Many say that the Second Doctor was the first ‘modern’ Doctor. A cosmic hobo whose down-at-heel appearance and clowning consistently made his enemies underestimate him. This is a role that the Doctor has subsequently played again and again.
Consider City of Death. In this story, the Fourth Doctor uses pratfalls and banter to defuse tension, solicit information, and to conceal his own agenda (not always successfully: “My dear, no one could be as stupid as he seems“). I’m a massive fan of this trope, as anyone who read my piece for this site about the Second Doctor and Columbo will probably appreciate.
Recently, though, the Doctor has become more of a superhero. He still bumbles and pratfalls and makes mistakes, intentional and otherwise (I love Capaldi’s “idiot with a box” speech from Death in Heaven). However, he also has an increased tendency – particularly during the Tennant and Smith eras – to grandstand.

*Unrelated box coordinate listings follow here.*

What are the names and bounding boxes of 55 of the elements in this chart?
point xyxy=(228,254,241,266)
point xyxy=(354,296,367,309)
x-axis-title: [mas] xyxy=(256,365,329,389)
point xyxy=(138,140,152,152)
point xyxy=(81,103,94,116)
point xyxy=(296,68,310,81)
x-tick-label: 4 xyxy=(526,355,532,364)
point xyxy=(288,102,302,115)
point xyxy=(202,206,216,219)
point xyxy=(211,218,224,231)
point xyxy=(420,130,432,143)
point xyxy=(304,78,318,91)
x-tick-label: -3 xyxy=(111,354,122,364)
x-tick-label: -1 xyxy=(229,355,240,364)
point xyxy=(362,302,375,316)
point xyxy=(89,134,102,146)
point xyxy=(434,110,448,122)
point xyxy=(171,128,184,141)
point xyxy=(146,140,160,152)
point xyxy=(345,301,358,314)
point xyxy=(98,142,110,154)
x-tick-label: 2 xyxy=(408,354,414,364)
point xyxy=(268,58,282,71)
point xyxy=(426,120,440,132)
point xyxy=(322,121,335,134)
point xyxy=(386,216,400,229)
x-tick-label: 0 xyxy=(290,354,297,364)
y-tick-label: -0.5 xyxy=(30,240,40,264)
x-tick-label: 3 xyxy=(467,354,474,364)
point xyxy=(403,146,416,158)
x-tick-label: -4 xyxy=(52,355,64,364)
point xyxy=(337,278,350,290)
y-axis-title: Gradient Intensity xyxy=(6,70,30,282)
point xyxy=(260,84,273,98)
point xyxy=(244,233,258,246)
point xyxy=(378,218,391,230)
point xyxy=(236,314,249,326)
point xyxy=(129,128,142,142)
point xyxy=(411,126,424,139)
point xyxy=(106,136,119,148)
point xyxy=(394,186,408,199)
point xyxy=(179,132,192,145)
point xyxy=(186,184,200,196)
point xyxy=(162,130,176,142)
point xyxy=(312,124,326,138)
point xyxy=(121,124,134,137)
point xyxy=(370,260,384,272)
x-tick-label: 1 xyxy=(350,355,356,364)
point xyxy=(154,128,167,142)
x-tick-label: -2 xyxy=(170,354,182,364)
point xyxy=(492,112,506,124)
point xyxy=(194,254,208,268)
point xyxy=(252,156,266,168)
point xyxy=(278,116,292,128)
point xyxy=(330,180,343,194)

Perhaps I’m being a little unfair.
After all, the Doctor is thousands of years old. He’s a Time Lord, part of a cosmically significant species whose super-human powers allow them to travel on a whim to any point in time and space. (Or one of a number of old duffers with a no doubt technologically advanced society that has recently begun to atrophy, if a story like The Deadly Assassin is anything to go by.) He has saved the universe (all of time and space; everything that ever was and ever will be) on numerous occasions. Surely he’s earned the right to play on his reputation.
Indeed, there are moments when it makes perfect sense dramatically for the Doctor to assert himself in this way. One comes in Voyage of the Damned, the Christmas Special from 2007. In this story, the Doctor is trapped on a spaceship called the Titanic that is hurtling towards the Earth. He’s leading a motley group of survivors through the bowels of that ship in an attempt to escape. The Doctor also knows that the Titanic will crash at some point and cause devastation on our planet. Unfortunately, the survivors, who are also being pursued by murderous, robotic angels (though they don’t know that just yet), find that their spirits begin to sag. The group is jostling for control – who’s going to be in charge of getting them through this all safely? The Doctor knows he’s the best qualified for this, and so he does a bit of speechifying. It’s his moment to rally the troops by declaring his credentials as a hero and as the only one who can guide them successfully through the danger they face.
This is okay, I think, because of the situation that the Doctor finds himself in. There isn’t time for clowning and banter. The clock is ticking and more lives could be lost at any moment because of the type of story the Doctor has gate-crashed: a disaster movie with all its attendant urgency.
The problem for me is that this kind of posturing grew in frequency when Steven Moffat took over as showrunner. The Doctor spent less time as a mysterious trickster or anarchistic, anti-authoritarian outsider, and more as a kind of cosmic superhero who could dispel massive space fleets just by saying who he was. I found myself increasingly longing for the days when the Doctor had a bit more humility. When Pertwee (or even Eccleston in the new series) seemed capable of being afraid of their foes.
The Daleks are supposed to be the most feared creatures in the universe, but even they seem to go into a panic at the merest indication that the Doctor is nearby. This didn’t used to be the case. Consider this sequence from Death to the Daleks. Four of the monsters emerge from their spaceship and the Doctor knows that death has arrived. As the Daleks prepare to exterminate the group he’s in, he displays a hardy stoicism and uses what he thinks will be his last few moments to comfort scientist Jill Tarrant. (I love the fact that Pertwee closes his eyes at this point as he waits for the inevitable. Wonderful stuff.)
Characterising the Doctor as an outer space version of Superman whose reputation alone is some kind of weapon is, potentially, dramatically unsatisfying. I prefer a character who uses ingenuity to succeed. After all, the nature of the programme’s formula means that we know that the Doctor will, in most cases, be triumphant. How this happens is, therefore, where the fun of watching lies. Rather like Columbo, where we know who the murderer is and our enjoyment comes from how he solves a case rather than if he does.
To be fair, in recent seasons the Doctor has seemed increasingly like his old self; a hero undoubtedly, but one with feet of clay.
As fans, we owe Patrick Troughton a lot. By showing that Doctor Who could carry on without William Hartnell, he ensured the survival of the show. A significant aspect of the programme’s success during his tenure was undoubtedly because of his portrayal of the Doctor as a cosmic hobo. A Chaplin-esque outsider whose appeal, for this fan at least, far outweighs that of the more super-heroic version of the Doctor who emerges from time to time.